I note that the NCC in s 196 provides that a date of a notice or document is taken to be given:
(a)in the case of a notice or other document given personally—on the date it bears or the date it is received by the addressee, whichever is the later; or
(b)in the case of a notice or other document sent by post—on the date it bears or the date when it would have been delivered in the ordinary course of post, whichever is the later; or
…
As to service of the notices by post the plaintiff submitted that under both s 112 of the LPA and s 196 of the NCC service is effected when a document would have been received in the ordinary course of the post. The fact that it may not be collected by registered mail until some time beyond the ordinary course of post did not affect the presumed date of service pursuant to those sections. This it was argued is consistent with service being presumed when the notice is delivered to the mortgaged property. It reflects a policy of reasonable notice being given on the part of the mortgagee and a mortgagor acting in a responsible fashion. Under s 112 of the LPA if the document is returned through the post then service is not effected but otherwise service is deemed to be effected on the date that the document would arrive in the ordinary course of the post. I note my earlier discussion and findings as to effective service of such notices.

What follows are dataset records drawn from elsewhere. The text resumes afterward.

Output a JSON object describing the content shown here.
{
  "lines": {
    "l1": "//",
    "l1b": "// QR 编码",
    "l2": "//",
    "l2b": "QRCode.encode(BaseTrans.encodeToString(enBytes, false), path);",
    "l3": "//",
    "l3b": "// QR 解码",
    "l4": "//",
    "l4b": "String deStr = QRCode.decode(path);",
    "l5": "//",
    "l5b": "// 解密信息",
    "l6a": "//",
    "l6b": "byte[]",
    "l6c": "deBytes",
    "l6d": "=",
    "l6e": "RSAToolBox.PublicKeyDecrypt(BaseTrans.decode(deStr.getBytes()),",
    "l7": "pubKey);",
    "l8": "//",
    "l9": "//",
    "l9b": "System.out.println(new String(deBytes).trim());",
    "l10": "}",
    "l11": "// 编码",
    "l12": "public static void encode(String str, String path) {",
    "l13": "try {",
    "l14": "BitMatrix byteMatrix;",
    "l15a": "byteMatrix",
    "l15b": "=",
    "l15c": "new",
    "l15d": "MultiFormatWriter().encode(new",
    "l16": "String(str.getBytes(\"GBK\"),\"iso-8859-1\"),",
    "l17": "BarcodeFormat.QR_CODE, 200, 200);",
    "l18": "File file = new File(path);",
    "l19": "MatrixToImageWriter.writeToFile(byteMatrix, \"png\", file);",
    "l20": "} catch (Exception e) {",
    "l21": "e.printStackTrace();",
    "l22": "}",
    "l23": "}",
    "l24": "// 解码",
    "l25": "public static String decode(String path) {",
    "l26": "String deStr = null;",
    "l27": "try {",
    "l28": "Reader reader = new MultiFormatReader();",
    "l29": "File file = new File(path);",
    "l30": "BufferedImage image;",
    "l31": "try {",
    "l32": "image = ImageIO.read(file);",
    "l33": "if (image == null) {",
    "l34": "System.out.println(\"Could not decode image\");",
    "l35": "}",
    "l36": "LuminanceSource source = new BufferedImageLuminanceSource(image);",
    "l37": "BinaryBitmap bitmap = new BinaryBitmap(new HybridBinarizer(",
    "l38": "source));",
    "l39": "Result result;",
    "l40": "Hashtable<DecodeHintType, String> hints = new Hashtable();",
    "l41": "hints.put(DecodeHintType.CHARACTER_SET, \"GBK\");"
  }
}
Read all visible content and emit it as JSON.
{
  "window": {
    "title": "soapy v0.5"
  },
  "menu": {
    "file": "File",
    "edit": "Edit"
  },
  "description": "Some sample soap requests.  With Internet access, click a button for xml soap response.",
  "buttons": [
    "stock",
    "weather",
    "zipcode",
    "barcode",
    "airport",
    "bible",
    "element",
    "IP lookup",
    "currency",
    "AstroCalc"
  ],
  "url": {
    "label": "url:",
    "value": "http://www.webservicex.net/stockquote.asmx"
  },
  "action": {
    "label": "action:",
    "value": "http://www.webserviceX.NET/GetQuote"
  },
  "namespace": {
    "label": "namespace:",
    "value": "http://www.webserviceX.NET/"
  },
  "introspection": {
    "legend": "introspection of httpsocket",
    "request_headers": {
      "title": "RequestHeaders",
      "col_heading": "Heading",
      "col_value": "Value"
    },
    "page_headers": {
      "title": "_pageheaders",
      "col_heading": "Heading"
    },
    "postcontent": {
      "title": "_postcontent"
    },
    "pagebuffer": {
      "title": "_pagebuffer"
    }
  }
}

In my view notices under both s 55A of the LPA and s 88(3) of the NCC are required to contain within them the period within which the breach may be remedied, which period must be not less than one month, and in the case of the NCC the date after which enforcement proceedings in relation to the default may begin.
In my view service by registered post is effected when the document is collected unless the document is returned by Australia Post.
In light of those findings, in the action of Commonwealth Bank v Selby-Fullgrabe the rectification date of 8 January 2011 does not meet the requirements for the rectification date to be at least 30 days from the date of service of the notice to remedy the default. Accordingly, I am not satisfied in that matter that the Notice of Default has been validly issued and served.
In the matter of First Mortgage Company Home Loans Pty Ltd v Perre where the notice was served on premises on 3 November 2010 and the rectification date is stated as being 25 November 2010, one month’s notice has not been provided and, in my view, the plaintiff has not complied with the provisions of s 55A(1)(a)(ii) of the LPA or s 88(2) of the NCC.
On these findings both actions ought be dismissed. There should be no order for costs in favour of the plaintiff nor should the plaintiff be entitled to treat the costs of the action incurred by it as part of the mortgage debt. However, before making final orders I will adjourn the matter to enable the parties to consider these reasons.